知るべき事はまだまだあるとダラ・アマデュラは感じている。それはそうと、今度はアルビオンに尋ねる事にした。これから何をしていくのか。何をしたいのか。するとアルビオンは既に目的を決めているらしく、それを語って聞かせた。

 

 

『一先ずはこの北の地で頂点に立つ。彼等によると何体か縄張りを確立した捕食者が居るらしいけれど、その後の衝突はなく席は空白のままだ。それに、かつての私を繋いでくれた彼等にもお返しがしたい。
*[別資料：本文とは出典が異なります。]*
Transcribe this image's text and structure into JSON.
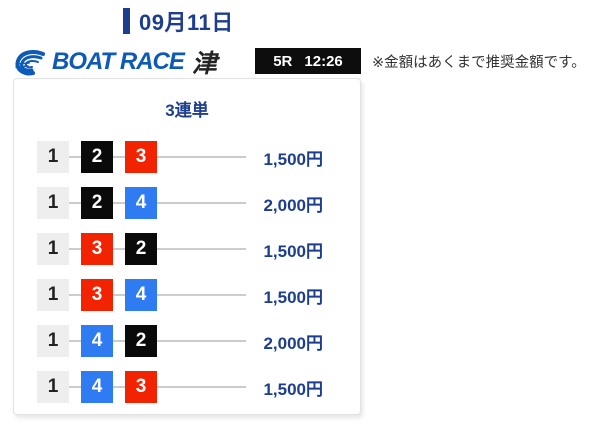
{
  "header": {
    "date_label": "09月11日"
  },
  "brand": {
    "logo_text": "BOAT RACE",
    "venue": "津"
  },
  "race": {
    "race_no": "5R",
    "time": "12:26"
  },
  "disclaimer": "※金額はあくまで推奨金額です。",
  "card": {
    "title": "3連単",
    "rows": [
      {
        "combo": [
          "1",
          "2",
          "3"
        ],
        "amount": "1,500円"
      },
      {
        "combo": [
          "1",
          "2",
          "4"
        ],
        "amount": "2,000円"
      },
      {
        "combo": [
          "1",
          "3",
          "2"
        ],
        "amount": "1,500円"
      },
      {
        "combo": [
          "1",
          "3",
          "4"
        ],
        "amount": "1,500円"
      },
      {
        "combo": [
          "1",
          "4",
          "2"
        ],
        "amount": "2,000円"
      },
      {
        "combo": [
          "1",
          "4",
          "3"
        ],
        "amount": "1,500円"
      }
    ]
  },
  "colors": {
    "accent_navy": "#1d3d8f",
    "brand_blue": "#0d5ab8",
    "badge_black": "#0d0d0d",
    "line_gray": "#cccccc",
    "racer_bg": {
      "1": "#eeeeee",
      "2": "#0a0a0a",
      "3": "#f22300",
      "4": "#2f7bf2"
    },
    "racer_fg": {
      "1": "#222222",
      "2": "#ffffff",
      "3": "#ffffff",
      "4": "#ffffff"
    }
  }
}
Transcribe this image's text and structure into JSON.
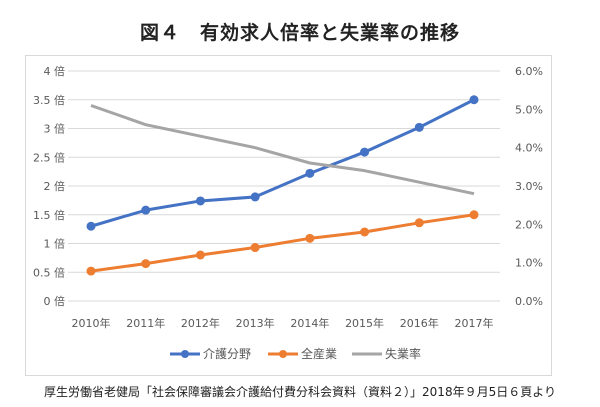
{
  "title": "図４　有効求人倍率と失業率の推移",
  "source": "厚生労働省老健局「社会保障審議会介護給付費分科会資料（資料２）」2018年９月5日６頁より",
  "chart_data": {
    "type": "line",
    "title": "図４　有効求人倍率と失業率の推移",
    "categories": [
      "2010年",
      "2011年",
      "2012年",
      "2013年",
      "2014年",
      "2015年",
      "2016年",
      "2017年"
    ],
    "y_left": {
      "ylim": [
        0,
        4
      ],
      "ticks": [
        "0 倍",
        "0.5 倍",
        "1 倍",
        "1.5 倍",
        "2 倍",
        "2.5 倍",
        "3 倍",
        "3.5 倍",
        "4 倍"
      ]
    },
    "y_right": {
      "ylim": [
        0,
        6
      ],
      "ticks": [
        "0.0%",
        "1.0%",
        "2.0%",
        "3.0%",
        "4.0%",
        "5.0%",
        "6.0%"
      ]
    },
    "grid": true,
    "legend_position": "bottom",
    "series": [
      {
        "name": "介護分野",
        "axis": "left",
        "color": "#4472c4",
        "markers": true,
        "values": [
          1.3,
          1.58,
          1.74,
          1.81,
          2.22,
          2.59,
          3.02,
          3.5
        ]
      },
      {
        "name": "全産業",
        "axis": "left",
        "color": "#ed7d31",
        "markers": true,
        "values": [
          0.52,
          0.65,
          0.8,
          0.93,
          1.09,
          1.2,
          1.36,
          1.5
        ]
      },
      {
        "name": "失業率",
        "axis": "right",
        "color": "#a5a5a5",
        "markers": false,
        "values": [
          5.1,
          4.6,
          4.3,
          4.0,
          3.6,
          3.4,
          3.1,
          2.8
        ]
      }
    ]
  }
}
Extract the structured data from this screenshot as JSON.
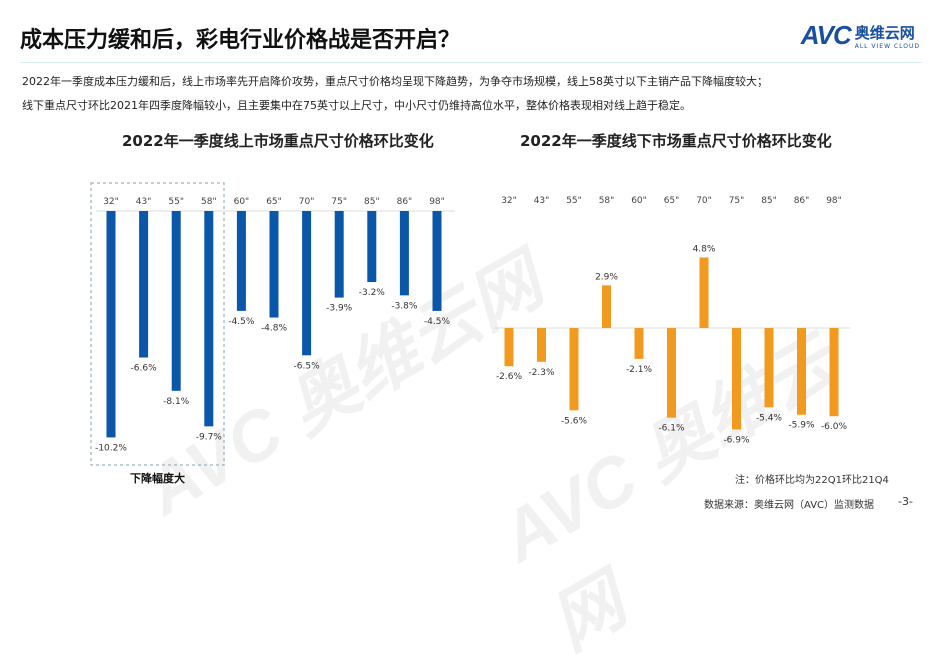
{
  "header": {
    "title": "成本压力缓和后，彩电行业价格战是否开启？",
    "logo_text": "AVC",
    "logo_cn": "奥维云网",
    "logo_en": "ALL VIEW CLOUD"
  },
  "description": [
    "2022年一季度成本压力缓和后，线上市场率先开启降价攻势，重点尺寸价格均呈现下降趋势，为争夺市场规模，线上58英寸以下主销产品下降幅度较大；",
    "线下重点尺寸环比2021年四季度降幅较小，且主要集中在75英寸以上尺寸，中小尺寸仍维持高位水平，整体价格表现相对线上趋于稳定。"
  ],
  "highlight_label": "下降幅度大",
  "note": "注：价格环比均为22Q1环比21Q4",
  "source": "数据来源：奥维云网（AVC）监测数据",
  "page": "-3-",
  "chart_data": [
    {
      "type": "bar",
      "title": "2022年一季度线上市场重点尺寸价格环比变化",
      "categories": [
        "32\"",
        "43\"",
        "55\"",
        "58\"",
        "60\"",
        "65\"",
        "70\"",
        "75\"",
        "85\"",
        "86\"",
        "98\""
      ],
      "values": [
        -10.2,
        -6.6,
        -8.1,
        -9.7,
        -4.5,
        -4.8,
        -6.5,
        -3.9,
        -3.2,
        -3.8,
        -4.5
      ],
      "labels": [
        "-10.2%",
        "-6.6%",
        "-8.1%",
        "-9.7%",
        "-4.5%",
        "-4.8%",
        "-6.5%",
        "-3.9%",
        "-3.2%",
        "-3.8%",
        "-4.5%"
      ],
      "unit": "%",
      "color": "#0a56a8",
      "grid": false
    },
    {
      "type": "bar",
      "title": "2022年一季度线下市场重点尺寸价格环比变化",
      "categories": [
        "32\"",
        "43\"",
        "55\"",
        "58\"",
        "60\"",
        "65\"",
        "70\"",
        "75\"",
        "85\"",
        "86\"",
        "98\""
      ],
      "values": [
        -2.6,
        -2.3,
        -5.6,
        2.9,
        -2.1,
        -6.1,
        4.8,
        -6.9,
        -5.4,
        -5.9,
        -6.0
      ],
      "labels": [
        "-2.6%",
        "-2.3%",
        "-5.6%",
        "2.9%",
        "-2.1%",
        "-6.1%",
        "4.8%",
        "-6.9%",
        "-5.4%",
        "-5.9%",
        "-6.0%"
      ],
      "unit": "%",
      "color": "#f29a1f",
      "grid": false
    }
  ]
}
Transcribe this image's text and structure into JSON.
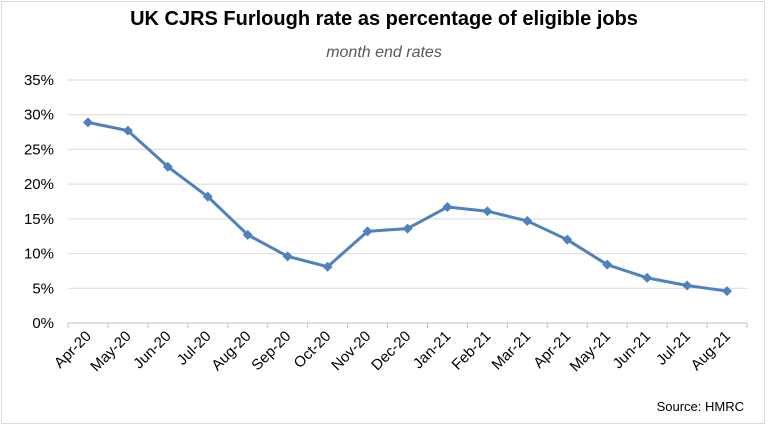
{
  "chart_data": {
    "type": "line",
    "title": "UK CJRS Furlough rate as percentage of eligible jobs",
    "subtitle": "month end rates",
    "source": "Source: HMRC",
    "categories": [
      "Apr-20",
      "May-20",
      "Jun-20",
      "Jul-20",
      "Aug-20",
      "Sep-20",
      "Oct-20",
      "Nov-20",
      "Dec-20",
      "Jan-21",
      "Feb-21",
      "Mar-21",
      "Apr-21",
      "May-21",
      "Jun-21",
      "Jul-21",
      "Aug-21"
    ],
    "values": [
      28.9,
      27.7,
      22.5,
      18.2,
      12.7,
      9.6,
      8.1,
      13.2,
      13.6,
      16.7,
      16.1,
      14.7,
      12.0,
      8.4,
      6.5,
      5.4,
      4.6
    ],
    "yticks": [
      "0%",
      "5%",
      "10%",
      "15%",
      "20%",
      "25%",
      "30%",
      "35%"
    ],
    "ylim": [
      0,
      35
    ],
    "grid": true,
    "line_color": "#4f81bd",
    "marker": "diamond"
  }
}
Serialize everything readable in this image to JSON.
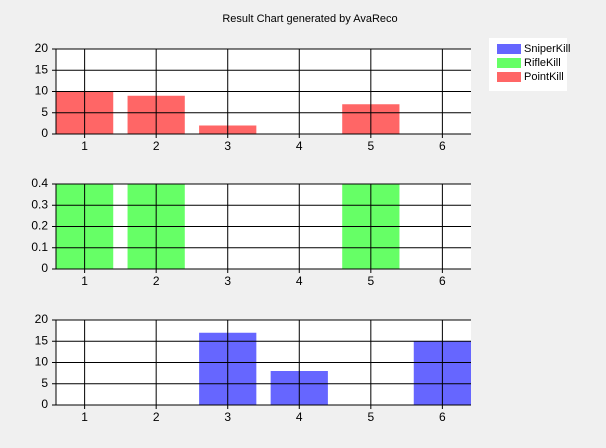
{
  "chart_data": [
    {
      "type": "bar",
      "title": "Result Chart generated by AvaReco",
      "categories": [
        1,
        2,
        3,
        4,
        5,
        6
      ],
      "series": [
        {
          "name": "PointKill",
          "color": "#ff6666",
          "values": [
            10,
            9,
            2,
            0,
            7,
            0
          ]
        }
      ],
      "ylim": [
        0,
        20
      ],
      "yticks": [
        0,
        5,
        10,
        15,
        20
      ],
      "grid": true
    },
    {
      "type": "bar",
      "categories": [
        1,
        2,
        3,
        4,
        5,
        6
      ],
      "series": [
        {
          "name": "RifleKill",
          "color": "#66ff66",
          "values": [
            0.4,
            0.4,
            0,
            0,
            0.4,
            0
          ]
        }
      ],
      "ylim": [
        0,
        0.4
      ],
      "yticks": [
        0,
        0.1,
        0.2,
        0.3,
        0.4
      ],
      "grid": true
    },
    {
      "type": "bar",
      "categories": [
        1,
        2,
        3,
        4,
        5,
        6
      ],
      "series": [
        {
          "name": "SniperKill",
          "color": "#6666ff",
          "values": [
            0,
            0,
            17,
            8,
            0,
            15
          ]
        }
      ],
      "ylim": [
        0,
        20
      ],
      "yticks": [
        0,
        5,
        10,
        15,
        20
      ],
      "grid": true
    }
  ]
}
これは前のアルビオンの中にあった最後の願いだからね』

 

『つまりしばらくはこっちに残るという事で良いのだな?』

 

『うん。いつか義母の所にも顔を出すよ。その時は晴れて、北の大地の覇者となってね』

 

『そうか。なら、待つとするよ。先に彼等の所に行きなさい。私はもう少し動けそうにないから。それに少し眠い。身体が熱い(・・)・・』

 

 

『おやすみなさい』

 

 

ダラ・アマデュラはそのまま水の干上がった湖の畔で目を閉じた。まるで死んだ様に動かないその身体。

 

しかしアルビオンは知っている。その記録はダラ・アマデュラと言う存在の脅威を残していた。

 

 

 

 

それはかつての人々が残した伝承。

 

 

 

 

千古不易

 

不朽不滅

 

 

何れも変わらぬ事を指し示す言葉であるが、ある時代に次の様な伝承も追加された。

 

 

 

死と再生

 

 

天地を分かち、天蓋と大地を成す者

 

 

再生の前には死があり、滅びがなければ創生は始まらない。

 

 

 

アルビオンは翼を広げて飛び上がるとそのまま竜人族の集落を目指して飛んだ。飛行する最中、その脳裏には先代の残したある言葉が呼び起こされる。

 

 

其れは星の過ち

 

其れは星の願い

 

 

 

『何も起こらない事を祈るよ。義母よ』

 

 

 

 

 

 

 

 




ダラ・アマデュラ
身体が熱い。痛い。ムズムズする。


ビシキ
人と触れ合う。
人を知る。



新生アルビオン

最初の目標は北の覇者。



竜人族

戦う決意をする



因みに竜人族の祖が負けた理由

悪意に敏感な癖に性善説を信じていたこと。最後まで分かり合うために頑なに争いを拒んだ事が挙げられる。だがここに来て彼等は決意した。ここからは自分達の為に戦うと。最果ての地にて骨を埋める事になろうとも最後まで屈しはしないと。


世界が別れた分岐点
多分前のアルビオンは知ってる。でも後世には残さない。手がかりを与えるだけ。



次回は千年単位で時間が飛びます。

中途半端な感じですが、たまには結果を隠したまま進めるのもありかと思いました。なので南から悪意と彼等のやり取りはいつか誰かの回想でやると思います。